When it came time for questions, Pattie Sellers, senior editor at large and executive director of Fortune’s Most Powerful Women, pointed out that, in fact, women have been getting ahead. “We have 21 female Fortune 500 CEOs today, vs. just one in 1998,” she said. “It’s important to have role models like you.”
Stahl, a 60 Minutes correspondent, raised the eternal question of nature vs. nurture. “I keep having this gnawing feeling that a lot of this is hardwired. Aren’t you just fighting the way men and women are?” she asked. Sandberg would have none of it. “I don’t pretend there aren’t biological differences, but I don’t believe the desire for leadership is hardwired biology, not the desire to win or excel,” she said. “I believe that it’s socialization, that we’re socializing our daughters to nurture and our boys to lead. We call our daughters bossy and we never call our sons bossy. A friend of mine says that she now stops herself from saying her daughter is bossy and instead says, My daughter has executive leadership skills.”

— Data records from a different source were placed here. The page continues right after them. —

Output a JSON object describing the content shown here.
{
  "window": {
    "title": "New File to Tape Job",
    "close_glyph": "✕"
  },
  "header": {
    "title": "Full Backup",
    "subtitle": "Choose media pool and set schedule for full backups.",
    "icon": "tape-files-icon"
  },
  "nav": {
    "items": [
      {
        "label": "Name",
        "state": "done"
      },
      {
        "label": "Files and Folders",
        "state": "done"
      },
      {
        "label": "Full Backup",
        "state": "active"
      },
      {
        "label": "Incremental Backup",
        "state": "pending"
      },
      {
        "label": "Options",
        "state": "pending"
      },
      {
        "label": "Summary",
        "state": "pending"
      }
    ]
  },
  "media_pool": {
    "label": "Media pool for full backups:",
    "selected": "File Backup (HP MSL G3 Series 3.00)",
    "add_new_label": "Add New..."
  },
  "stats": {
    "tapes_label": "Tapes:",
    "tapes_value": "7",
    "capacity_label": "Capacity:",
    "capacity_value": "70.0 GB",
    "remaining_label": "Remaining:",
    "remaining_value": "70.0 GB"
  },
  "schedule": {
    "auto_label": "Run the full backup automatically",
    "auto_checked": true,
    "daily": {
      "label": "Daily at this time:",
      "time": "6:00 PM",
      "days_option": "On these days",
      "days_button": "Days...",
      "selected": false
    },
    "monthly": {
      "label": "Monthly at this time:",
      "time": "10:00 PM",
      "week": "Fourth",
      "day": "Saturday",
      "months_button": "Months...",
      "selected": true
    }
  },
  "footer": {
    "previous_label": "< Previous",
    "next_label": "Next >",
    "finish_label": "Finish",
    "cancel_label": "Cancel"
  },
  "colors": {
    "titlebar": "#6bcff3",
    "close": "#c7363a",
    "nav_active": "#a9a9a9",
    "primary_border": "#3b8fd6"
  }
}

Gayle King hinted that not all the publicity has been positive. “It saddens me that we as women are at each other’s throats about this book,” she said. “I think you’re opening up the conversation, but I’m wondering how you’re feeling about the criticism from other women.” Sandberg took it all in stride. “This is really personal stuff,” Sandberg said. “But I want this debate to happen, and I want it to happen with men too.”
One issue Sandberg raised is that it’s hard for older men to bring along younger female colleagues without appearing to possibly be having an inappropriate relationship (and that young women in turn make a big mistake by asking senior women who they don’t know, Will you be my mentor?). “This is the elephant in the room, so I’m really hoping men will read the book too.” As she’d said earlier in the evening, “I decided that what I was trying to say was going to help people. So here we are.” Just don’t ask her to be your mentor.